How to See Our Species with the Big Picture
Ferris Jabr's "Becoming Earth" explores the planet as a living organism
When the British polymath James Lovelock posited the Gaia hypothesis in the 1970s—the idea that Earth as a whole is a vast organism—the scientific establishment dismissed it with disdain. In his debut book, Becoming Earth: How Our Planet Came to Life (Random House, 2024), science journalist Ferris Jabr convincingly shows that, in fact, the planet does have structures and rhythms similar to any other organism’s. “Life is Earth,” Jabr writes, “a stone that eats starlight and radiates song.”

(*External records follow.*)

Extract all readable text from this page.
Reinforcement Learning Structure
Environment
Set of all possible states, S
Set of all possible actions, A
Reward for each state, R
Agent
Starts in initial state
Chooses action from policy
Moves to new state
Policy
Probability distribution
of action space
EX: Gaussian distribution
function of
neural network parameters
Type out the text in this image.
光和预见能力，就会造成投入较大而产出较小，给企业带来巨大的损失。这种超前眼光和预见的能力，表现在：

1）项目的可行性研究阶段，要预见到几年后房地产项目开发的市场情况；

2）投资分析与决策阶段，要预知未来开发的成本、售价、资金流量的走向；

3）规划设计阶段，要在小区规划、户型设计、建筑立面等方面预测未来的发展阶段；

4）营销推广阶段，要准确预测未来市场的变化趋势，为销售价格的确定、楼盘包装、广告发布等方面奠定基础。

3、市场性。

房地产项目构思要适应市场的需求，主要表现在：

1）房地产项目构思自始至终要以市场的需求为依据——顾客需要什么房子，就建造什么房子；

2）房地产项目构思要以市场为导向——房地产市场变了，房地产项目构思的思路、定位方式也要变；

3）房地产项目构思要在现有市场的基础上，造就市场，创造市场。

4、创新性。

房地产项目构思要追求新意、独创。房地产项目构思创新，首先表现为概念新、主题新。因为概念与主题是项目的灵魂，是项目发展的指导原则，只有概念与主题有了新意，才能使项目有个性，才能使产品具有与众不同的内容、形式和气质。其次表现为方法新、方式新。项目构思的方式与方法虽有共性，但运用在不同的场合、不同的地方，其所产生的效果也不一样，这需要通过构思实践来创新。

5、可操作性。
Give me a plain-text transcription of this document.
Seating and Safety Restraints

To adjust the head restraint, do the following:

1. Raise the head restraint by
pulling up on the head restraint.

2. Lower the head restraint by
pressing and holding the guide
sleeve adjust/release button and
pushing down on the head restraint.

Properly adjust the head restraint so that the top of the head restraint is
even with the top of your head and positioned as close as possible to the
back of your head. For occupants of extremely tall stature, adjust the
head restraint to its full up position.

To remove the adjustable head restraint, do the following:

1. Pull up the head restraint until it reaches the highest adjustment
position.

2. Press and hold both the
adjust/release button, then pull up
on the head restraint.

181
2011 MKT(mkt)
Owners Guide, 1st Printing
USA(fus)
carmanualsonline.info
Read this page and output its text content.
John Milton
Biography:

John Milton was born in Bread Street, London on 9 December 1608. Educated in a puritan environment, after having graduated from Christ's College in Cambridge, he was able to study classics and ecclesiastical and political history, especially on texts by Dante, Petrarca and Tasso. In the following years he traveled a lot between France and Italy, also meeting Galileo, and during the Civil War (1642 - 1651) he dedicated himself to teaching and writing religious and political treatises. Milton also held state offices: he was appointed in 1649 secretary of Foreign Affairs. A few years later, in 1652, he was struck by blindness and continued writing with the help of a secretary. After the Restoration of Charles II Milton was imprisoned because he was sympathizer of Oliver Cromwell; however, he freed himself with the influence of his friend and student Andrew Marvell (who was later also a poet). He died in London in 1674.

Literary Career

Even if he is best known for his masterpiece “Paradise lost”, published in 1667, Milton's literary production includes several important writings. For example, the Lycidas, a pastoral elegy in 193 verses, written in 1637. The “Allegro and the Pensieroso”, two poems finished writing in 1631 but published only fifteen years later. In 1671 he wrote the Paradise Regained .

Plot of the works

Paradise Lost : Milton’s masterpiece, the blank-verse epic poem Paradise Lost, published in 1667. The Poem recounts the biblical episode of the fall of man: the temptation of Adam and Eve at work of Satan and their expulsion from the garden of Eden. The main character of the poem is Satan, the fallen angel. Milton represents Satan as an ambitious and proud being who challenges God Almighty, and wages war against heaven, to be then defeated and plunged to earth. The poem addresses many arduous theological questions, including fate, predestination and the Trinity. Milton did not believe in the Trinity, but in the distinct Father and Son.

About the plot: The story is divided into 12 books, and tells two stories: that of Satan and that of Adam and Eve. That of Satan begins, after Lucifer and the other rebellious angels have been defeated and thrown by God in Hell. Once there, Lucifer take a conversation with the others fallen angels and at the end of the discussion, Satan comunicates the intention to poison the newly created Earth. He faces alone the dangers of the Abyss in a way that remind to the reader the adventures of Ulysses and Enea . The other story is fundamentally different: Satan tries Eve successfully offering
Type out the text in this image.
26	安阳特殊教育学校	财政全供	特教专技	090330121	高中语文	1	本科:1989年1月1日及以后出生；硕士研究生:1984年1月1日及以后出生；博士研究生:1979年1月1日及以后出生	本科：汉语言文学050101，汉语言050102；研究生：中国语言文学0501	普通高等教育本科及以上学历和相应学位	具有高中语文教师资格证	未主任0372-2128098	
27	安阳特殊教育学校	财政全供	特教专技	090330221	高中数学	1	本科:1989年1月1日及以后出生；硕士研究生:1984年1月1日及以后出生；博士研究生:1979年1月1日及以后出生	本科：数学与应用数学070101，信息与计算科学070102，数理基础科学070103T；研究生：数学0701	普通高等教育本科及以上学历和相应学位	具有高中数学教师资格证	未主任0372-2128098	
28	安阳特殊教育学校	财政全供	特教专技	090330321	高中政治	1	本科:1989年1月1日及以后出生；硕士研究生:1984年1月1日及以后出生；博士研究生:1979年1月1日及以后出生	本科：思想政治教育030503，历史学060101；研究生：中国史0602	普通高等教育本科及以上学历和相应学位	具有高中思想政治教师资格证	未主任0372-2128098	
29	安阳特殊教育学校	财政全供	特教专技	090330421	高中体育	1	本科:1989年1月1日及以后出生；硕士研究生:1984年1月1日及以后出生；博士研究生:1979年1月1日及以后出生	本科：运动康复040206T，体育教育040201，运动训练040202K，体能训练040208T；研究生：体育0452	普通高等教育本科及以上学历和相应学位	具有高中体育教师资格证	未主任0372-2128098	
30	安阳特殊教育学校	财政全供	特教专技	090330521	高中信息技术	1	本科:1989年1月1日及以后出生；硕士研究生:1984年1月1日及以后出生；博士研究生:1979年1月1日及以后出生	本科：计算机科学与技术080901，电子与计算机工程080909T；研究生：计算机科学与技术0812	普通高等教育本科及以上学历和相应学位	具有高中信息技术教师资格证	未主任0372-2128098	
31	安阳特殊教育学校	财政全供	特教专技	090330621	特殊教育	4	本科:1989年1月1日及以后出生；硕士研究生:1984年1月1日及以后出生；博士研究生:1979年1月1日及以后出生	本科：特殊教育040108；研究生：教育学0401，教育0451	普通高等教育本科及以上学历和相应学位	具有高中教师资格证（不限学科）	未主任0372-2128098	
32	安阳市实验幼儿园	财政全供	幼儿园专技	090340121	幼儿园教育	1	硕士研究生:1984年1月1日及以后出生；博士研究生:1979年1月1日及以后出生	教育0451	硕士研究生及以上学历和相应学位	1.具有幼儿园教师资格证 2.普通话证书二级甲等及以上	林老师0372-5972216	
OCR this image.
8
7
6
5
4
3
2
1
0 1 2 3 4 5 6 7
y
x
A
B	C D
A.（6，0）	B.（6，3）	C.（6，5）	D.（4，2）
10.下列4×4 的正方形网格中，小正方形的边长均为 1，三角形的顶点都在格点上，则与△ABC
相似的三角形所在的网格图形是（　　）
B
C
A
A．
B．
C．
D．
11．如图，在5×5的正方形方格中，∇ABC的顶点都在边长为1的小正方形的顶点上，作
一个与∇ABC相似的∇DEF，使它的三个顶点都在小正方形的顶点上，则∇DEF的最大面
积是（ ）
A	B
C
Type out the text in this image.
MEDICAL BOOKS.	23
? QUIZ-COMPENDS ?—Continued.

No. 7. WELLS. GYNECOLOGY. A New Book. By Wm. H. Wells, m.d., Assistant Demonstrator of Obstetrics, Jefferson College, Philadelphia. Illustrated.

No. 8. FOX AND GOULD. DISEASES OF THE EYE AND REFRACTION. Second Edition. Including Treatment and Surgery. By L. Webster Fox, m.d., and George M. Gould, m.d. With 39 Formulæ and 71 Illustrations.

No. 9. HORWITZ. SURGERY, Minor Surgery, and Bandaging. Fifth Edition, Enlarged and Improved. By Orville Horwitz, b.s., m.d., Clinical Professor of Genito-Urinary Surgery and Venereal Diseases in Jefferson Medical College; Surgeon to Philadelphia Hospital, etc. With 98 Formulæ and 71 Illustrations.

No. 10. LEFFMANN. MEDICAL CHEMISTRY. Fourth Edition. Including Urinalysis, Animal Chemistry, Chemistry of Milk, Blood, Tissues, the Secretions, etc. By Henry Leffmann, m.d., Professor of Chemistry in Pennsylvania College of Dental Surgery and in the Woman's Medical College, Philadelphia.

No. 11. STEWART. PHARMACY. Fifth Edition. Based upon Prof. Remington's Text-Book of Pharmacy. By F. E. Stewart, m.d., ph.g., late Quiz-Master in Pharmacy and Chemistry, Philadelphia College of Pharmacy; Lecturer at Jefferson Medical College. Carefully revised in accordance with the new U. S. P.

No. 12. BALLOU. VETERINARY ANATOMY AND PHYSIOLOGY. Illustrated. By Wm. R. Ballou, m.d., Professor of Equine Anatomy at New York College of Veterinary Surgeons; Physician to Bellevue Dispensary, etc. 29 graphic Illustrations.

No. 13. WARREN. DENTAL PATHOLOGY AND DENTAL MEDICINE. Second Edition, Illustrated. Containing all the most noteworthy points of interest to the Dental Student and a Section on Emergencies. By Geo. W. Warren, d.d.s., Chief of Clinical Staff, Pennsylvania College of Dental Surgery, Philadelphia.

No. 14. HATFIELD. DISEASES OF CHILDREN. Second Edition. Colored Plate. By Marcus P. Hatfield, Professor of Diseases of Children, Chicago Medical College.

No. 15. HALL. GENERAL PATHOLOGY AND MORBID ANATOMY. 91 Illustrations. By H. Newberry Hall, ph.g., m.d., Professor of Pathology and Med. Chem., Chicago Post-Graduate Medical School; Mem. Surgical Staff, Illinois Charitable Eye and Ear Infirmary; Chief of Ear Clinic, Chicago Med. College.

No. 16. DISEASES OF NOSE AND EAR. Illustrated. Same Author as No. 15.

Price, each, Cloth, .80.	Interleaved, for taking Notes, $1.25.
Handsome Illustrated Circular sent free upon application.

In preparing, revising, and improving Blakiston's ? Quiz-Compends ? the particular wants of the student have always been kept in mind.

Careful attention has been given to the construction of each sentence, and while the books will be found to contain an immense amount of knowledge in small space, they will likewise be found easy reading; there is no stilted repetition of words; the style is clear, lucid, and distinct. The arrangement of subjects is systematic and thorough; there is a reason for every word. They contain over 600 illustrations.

Jabr takes readers on a planet-spanning tour of the lithosphere (Earth’s crust), the hydrosphere (its oceans), and the atmosphere (air and all the life it holds). A thousand feet below the surface of the planet, Jabr encounters ancient microbes suggesting the possibility that life helped create the continents. On top of a thousand-foot-high research tower in the Amazon rainforest, he surveys the phenomenon of “bioprecipitation” and illustrates how bacteria play an essential role in the formation of rain and snow. Jabr’s landscape descriptions and scientific explanations are poetic—“a cloud is Earth seeing its own breath”—and punctuated with thunderstorm-like downpours of ideas. Life, he writes, is “more spectral than categorical, more verb than noun.”
The notion that Earth is a living entity comes with a distressing corollary: The planet is “just as capable of dying as we are.” We humans are like tiny microbes and vast forests in that we also help mold this writhing ball of life floating in space; we are unlike them insofar as our intelligence allows us to see the whole. The Gaia hypothesis may help us better understand our unique role in preserving Earth’s well-being. “When we learn to see our species as part of a much larger life-form ... our responsibility to Earth becomes clearer than ever.”